The FBI monitored Nelson Mandela after his release from prison, according to new documents released under the United States Freedom of Information Act. The documents were obtained by Ryan Shapiro, a graduate student at the Massachusetts Institute of Technology, who went to court to demand their disclosure.

The first batch of papers were released last month, according to the Telegraph. They showed that Mandela, who passed away in December, was spied upon during his visit to the United States shortly after his release from prison in 1990.

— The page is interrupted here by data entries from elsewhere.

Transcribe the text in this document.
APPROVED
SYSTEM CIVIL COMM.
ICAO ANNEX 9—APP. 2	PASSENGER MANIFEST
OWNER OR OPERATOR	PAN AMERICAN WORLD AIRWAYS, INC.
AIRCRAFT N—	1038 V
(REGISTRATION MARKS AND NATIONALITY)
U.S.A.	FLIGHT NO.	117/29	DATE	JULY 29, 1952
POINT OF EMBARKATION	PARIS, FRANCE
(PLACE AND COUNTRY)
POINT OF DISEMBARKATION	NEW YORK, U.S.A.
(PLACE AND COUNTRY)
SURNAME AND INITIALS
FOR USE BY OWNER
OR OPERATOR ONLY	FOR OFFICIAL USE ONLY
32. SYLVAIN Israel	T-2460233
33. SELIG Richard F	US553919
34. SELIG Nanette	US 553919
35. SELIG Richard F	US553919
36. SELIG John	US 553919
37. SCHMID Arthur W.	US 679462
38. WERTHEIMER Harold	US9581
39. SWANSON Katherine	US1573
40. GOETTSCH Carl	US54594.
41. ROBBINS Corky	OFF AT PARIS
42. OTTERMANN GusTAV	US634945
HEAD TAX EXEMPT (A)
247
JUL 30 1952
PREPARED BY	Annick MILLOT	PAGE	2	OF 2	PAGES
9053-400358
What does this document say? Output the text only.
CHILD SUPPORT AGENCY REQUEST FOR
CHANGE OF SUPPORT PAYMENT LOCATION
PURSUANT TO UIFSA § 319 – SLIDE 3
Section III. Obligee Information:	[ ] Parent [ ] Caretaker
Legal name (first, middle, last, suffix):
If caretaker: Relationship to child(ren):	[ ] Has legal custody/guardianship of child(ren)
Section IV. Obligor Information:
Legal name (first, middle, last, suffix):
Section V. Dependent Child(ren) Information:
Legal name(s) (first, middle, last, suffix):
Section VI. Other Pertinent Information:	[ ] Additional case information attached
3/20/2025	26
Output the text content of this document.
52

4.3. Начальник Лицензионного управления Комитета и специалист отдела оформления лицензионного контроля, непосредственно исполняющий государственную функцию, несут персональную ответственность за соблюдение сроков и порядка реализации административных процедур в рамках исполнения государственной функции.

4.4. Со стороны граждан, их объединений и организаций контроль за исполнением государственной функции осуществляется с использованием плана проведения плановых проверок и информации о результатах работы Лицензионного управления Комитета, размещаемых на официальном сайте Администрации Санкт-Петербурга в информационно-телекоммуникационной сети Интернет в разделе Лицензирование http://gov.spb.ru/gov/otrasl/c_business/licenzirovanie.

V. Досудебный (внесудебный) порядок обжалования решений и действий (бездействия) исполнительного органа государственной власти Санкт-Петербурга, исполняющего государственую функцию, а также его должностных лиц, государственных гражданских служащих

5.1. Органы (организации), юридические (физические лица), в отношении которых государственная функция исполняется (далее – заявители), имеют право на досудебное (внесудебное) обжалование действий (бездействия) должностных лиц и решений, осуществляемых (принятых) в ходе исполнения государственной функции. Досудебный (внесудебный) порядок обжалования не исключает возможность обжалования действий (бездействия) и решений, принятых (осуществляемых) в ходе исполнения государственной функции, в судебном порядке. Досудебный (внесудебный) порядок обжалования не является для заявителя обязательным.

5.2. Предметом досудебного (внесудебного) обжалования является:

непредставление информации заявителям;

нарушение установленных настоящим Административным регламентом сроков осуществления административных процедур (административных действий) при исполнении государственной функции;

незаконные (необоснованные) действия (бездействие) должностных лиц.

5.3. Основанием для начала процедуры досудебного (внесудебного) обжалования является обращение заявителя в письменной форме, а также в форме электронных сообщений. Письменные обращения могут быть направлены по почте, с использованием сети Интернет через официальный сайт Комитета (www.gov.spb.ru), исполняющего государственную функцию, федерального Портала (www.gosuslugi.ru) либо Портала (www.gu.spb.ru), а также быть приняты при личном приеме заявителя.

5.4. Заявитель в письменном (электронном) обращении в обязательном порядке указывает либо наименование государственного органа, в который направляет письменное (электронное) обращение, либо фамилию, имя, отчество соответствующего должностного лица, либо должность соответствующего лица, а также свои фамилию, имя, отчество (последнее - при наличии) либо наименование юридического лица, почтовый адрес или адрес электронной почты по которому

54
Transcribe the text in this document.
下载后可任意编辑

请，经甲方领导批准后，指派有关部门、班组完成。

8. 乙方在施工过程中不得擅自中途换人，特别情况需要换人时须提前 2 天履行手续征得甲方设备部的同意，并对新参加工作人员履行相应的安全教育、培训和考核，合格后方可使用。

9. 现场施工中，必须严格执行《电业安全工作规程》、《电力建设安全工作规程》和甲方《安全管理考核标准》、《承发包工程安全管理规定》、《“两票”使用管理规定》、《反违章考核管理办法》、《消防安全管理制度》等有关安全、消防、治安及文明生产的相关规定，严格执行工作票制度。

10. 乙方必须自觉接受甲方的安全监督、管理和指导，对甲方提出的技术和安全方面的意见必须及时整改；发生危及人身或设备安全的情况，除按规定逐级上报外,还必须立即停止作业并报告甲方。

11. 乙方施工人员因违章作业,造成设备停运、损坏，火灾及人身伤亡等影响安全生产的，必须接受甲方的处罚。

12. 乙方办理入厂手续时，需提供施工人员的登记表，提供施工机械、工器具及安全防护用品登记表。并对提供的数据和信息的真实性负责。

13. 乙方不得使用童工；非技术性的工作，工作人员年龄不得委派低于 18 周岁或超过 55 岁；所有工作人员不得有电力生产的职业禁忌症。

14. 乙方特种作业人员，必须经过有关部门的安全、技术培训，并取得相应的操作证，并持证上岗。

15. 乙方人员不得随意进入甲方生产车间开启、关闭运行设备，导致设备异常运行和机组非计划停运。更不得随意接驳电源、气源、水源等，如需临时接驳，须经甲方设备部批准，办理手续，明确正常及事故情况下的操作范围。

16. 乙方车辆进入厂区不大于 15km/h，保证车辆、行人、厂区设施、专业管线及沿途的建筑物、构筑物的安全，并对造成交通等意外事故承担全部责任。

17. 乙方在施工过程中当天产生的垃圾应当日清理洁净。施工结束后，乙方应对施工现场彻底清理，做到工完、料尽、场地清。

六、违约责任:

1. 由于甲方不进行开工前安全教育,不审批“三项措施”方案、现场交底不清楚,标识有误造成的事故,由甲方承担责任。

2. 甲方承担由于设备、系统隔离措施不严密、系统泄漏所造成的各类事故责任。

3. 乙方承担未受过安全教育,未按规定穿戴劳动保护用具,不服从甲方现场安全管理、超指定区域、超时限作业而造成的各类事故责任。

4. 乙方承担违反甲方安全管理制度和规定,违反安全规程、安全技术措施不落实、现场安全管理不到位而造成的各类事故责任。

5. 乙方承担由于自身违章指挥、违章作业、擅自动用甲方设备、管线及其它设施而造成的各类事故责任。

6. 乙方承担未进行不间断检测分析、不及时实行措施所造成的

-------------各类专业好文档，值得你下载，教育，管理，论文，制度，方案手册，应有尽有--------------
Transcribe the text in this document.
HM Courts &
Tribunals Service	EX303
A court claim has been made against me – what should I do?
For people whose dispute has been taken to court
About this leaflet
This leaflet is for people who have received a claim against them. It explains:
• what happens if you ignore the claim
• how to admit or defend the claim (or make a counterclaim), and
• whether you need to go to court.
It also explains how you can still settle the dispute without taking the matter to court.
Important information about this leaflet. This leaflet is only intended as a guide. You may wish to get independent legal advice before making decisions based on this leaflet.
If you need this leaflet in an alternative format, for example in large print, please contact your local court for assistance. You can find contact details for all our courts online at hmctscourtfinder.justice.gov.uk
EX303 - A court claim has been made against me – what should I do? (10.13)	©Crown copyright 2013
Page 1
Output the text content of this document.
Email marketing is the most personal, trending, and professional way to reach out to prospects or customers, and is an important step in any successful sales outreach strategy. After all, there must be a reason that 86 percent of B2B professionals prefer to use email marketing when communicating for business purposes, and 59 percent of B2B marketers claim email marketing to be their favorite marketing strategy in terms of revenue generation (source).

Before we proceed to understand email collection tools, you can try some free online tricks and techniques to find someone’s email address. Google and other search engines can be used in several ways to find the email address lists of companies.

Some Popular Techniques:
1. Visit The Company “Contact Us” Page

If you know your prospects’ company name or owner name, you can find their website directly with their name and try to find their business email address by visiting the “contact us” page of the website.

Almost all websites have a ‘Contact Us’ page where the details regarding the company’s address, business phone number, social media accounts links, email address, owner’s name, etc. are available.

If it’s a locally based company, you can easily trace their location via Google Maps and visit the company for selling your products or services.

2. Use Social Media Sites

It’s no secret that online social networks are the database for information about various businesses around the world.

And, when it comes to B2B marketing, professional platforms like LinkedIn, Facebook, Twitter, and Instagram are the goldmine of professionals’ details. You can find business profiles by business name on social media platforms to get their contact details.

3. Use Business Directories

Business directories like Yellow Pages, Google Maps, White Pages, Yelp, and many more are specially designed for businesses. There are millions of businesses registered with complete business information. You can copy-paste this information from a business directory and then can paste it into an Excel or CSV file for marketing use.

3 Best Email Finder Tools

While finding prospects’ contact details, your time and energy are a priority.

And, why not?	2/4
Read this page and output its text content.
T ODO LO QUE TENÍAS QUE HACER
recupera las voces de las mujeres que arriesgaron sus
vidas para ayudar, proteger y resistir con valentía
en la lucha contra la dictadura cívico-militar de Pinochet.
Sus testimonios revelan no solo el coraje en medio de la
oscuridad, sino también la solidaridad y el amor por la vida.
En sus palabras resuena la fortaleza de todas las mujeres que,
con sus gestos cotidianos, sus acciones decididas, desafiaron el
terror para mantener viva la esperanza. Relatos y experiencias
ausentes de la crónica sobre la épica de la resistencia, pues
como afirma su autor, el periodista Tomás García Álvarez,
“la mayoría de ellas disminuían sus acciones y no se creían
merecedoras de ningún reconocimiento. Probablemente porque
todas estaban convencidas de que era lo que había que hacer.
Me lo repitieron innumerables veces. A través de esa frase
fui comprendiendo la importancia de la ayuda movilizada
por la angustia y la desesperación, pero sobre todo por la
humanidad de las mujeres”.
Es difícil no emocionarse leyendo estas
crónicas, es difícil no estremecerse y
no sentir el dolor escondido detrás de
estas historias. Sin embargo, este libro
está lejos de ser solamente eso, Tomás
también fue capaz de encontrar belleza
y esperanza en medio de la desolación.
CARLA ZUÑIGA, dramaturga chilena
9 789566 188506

While the documents were released freely by the U.S. courts, they do not show the U.S. and the FBI in a good light. The documents show that the FBI paid close attention to anti-apartheid groups in the country because of what it called the “communist associations” of supporters of a resolution in Congress calling for the activist’s release.

According to the papers, the FBI regarded the U.S.’ anti-apartheid movement as Communist-inspired and a potential threat to the country’s domestic security. As a result, the FBI also spied on meetings that Nelson Mandela had with foreign leaders in the early 1990s.

The Daily Dot notes that it was Nelson Mandela’s ties to communism that apparently led the United States to monitor his activities, even as he was recognized worldwide as one of the century’s most influential figures. Following Mandela’s death, the South African Communist Party revealed that the anti-apartheid leader was a member of its central committee at the time of his arrest in August 1962. The party previously denied that fact.

A number of American politicians viewed the ANC as a terrorist organization. While some members committed acts of violence, they were also subject to decades of state-sponsored violence, including church bombings ordered by former South African President P.W. Botha.

It wasn’t until 1986 that U.S. Congress considered sanctions against South Africa over the nation’s racist apartheid laws. The action was opposed by several conservative lawmakers and then-President Ronald Reagan attempted to stop the measures with a veto.

Shapiro compared the monitoring of Nelson Mandela to the FBI’s surveillance of Dr. Martin Luther King Jr. He stated of the latest documents, “Ultimately, what the documents reveal is the FBI’s unflagging conflation of social justice efforts with security threats, and the FBI’s cartoonish obsession with Communist Party subversion in the United States even as the Cold War itself crumbled into obsolescence.”

Shapiro is currently suing the Central Intelligence Agency and the National Security Agency for their records related to Nelson Mandela and the ANC.